For the curve y=4x^(3)-2x^(5) find the equation of tangent which passes through the origin.
Answers
Given , curve is y = 4x³- 2x^5. ..(1)
Let the required point on the given curve be (α,β).
β = 4α³- 2α^5 ..........(2)
Differentiating both sides of (1) w.r.t x, we get
dy/dx = 12x²- 10x^4
(dy/dx)_(α,β)= 12α² - 10α^4
Now, equation of tangent at (α,β) is y - β= (dy/dx)_(α,β) (x - α)
i.. y - β = (12α² - 10β^4) (x - α) ..(3)
Given that tangent passes through the point (0,0).
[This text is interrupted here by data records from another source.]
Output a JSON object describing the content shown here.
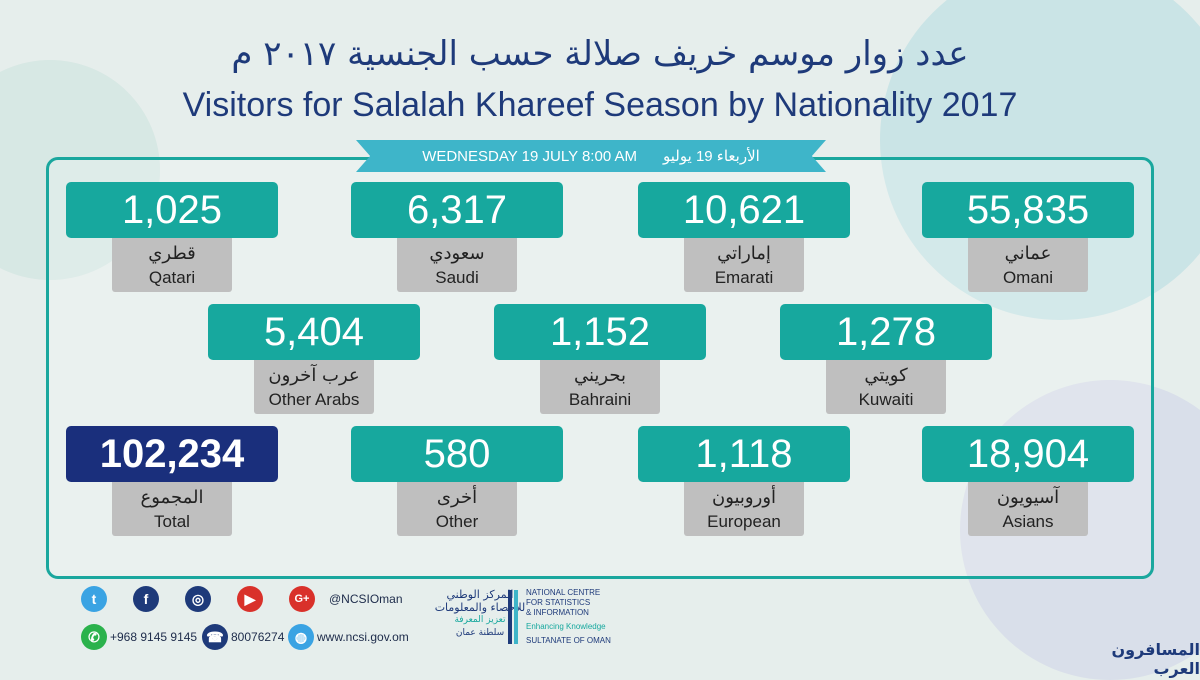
{
  "header": {
    "title_ar": "عدد زوار موسم خريف صلالة حسب الجنسية ٢٠١٧ م",
    "title_en": "Visitors for Salalah Khareef Season by Nationality 2017"
  },
  "ribbon": {
    "date_en": "WEDNESDAY 19 JULY  8:00 AM",
    "date_ar": "الأربعاء 19 يوليو"
  },
  "stats": [
    {
      "value": "1,025",
      "label_ar": "قطري",
      "label_en": "Qatari"
    },
    {
      "value": "6,317",
      "label_ar": "سعودي",
      "label_en": "Saudi"
    },
    {
      "value": "10,621",
      "label_ar": "إماراتي",
      "label_en": "Emarati"
    },
    {
      "value": "55,835",
      "label_ar": "عماني",
      "label_en": "Omani"
    },
    {
      "value": "5,404",
      "label_ar": "عرب آخرون",
      "label_en": "Other Arabs"
    },
    {
      "value": "1,152",
      "label_ar": "بحريني",
      "label_en": "Bahraini"
    },
    {
      "value": "1,278",
      "label_ar": "كويتي",
      "label_en": "Kuwaiti"
    },
    {
      "value": "102,234",
      "label_ar": "المجموع",
      "label_en": "Total"
    },
    {
      "value": "580",
      "label_ar": "أخرى",
      "label_en": "Other"
    },
    {
      "value": "1,118",
      "label_ar": "أوروبيون",
      "label_en": "European"
    },
    {
      "value": "18,904",
      "label_ar": "آسيويون",
      "label_en": "Asians"
    }
  ],
  "footer": {
    "handle": "@NCSIOman",
    "whatsapp": "+968 9145 9145",
    "phone": "80076274",
    "website": "www.ncsi.gov.om",
    "social_icons": [
      "twitter-icon",
      "facebook-icon",
      "instagram-icon",
      "youtube-icon",
      "googleplus-icon"
    ],
    "logo_ar_line1": "المركز الوطني",
    "logo_ar_line2": "للإحصاء والمعلومات",
    "logo_ar_line3": "تعزيز المعرفة",
    "logo_ar_line4": "سلطنة عمان",
    "logo_en_line1": "NATIONAL CENTRE",
    "logo_en_line2": "FOR STATISTICS",
    "logo_en_line3": "& INFORMATION",
    "logo_en_line4": "Enhancing Knowledge",
    "logo_en_line5": "SULTANATE OF OMAN"
  },
  "watermark": "المسافرون العرب",
  "colors": {
    "teal": "#17a89e",
    "navy": "#1a2f7c",
    "grey": "#bfbfbf",
    "ribbon": "#3eb5c9"
  }
}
Putting x = 0 and y = 0 in (3), we get
0 - β= (12α² - 10β^4) (0 - α)
β = 12α³ - 10α^5 ....(4)
From (2) and (4), we get
4α³ - 2α^5 = 12α³ - 10β^5
8α^5 - 8β³ = 0
8α³(α²- 1) = 0
α = 0, 1,-1
Putting α = 0 in (2), we get β = 0.
Putting α = 1 in (2), we get β = 2.
Putting α = -1 in (2), we get β = -2
.(0,0), (1,2) and (-1,-2) are the points on the curve.
Also, all the three points satisfy (4).
=> Hence, required points are (0,0), (1,2) and (-1,-2).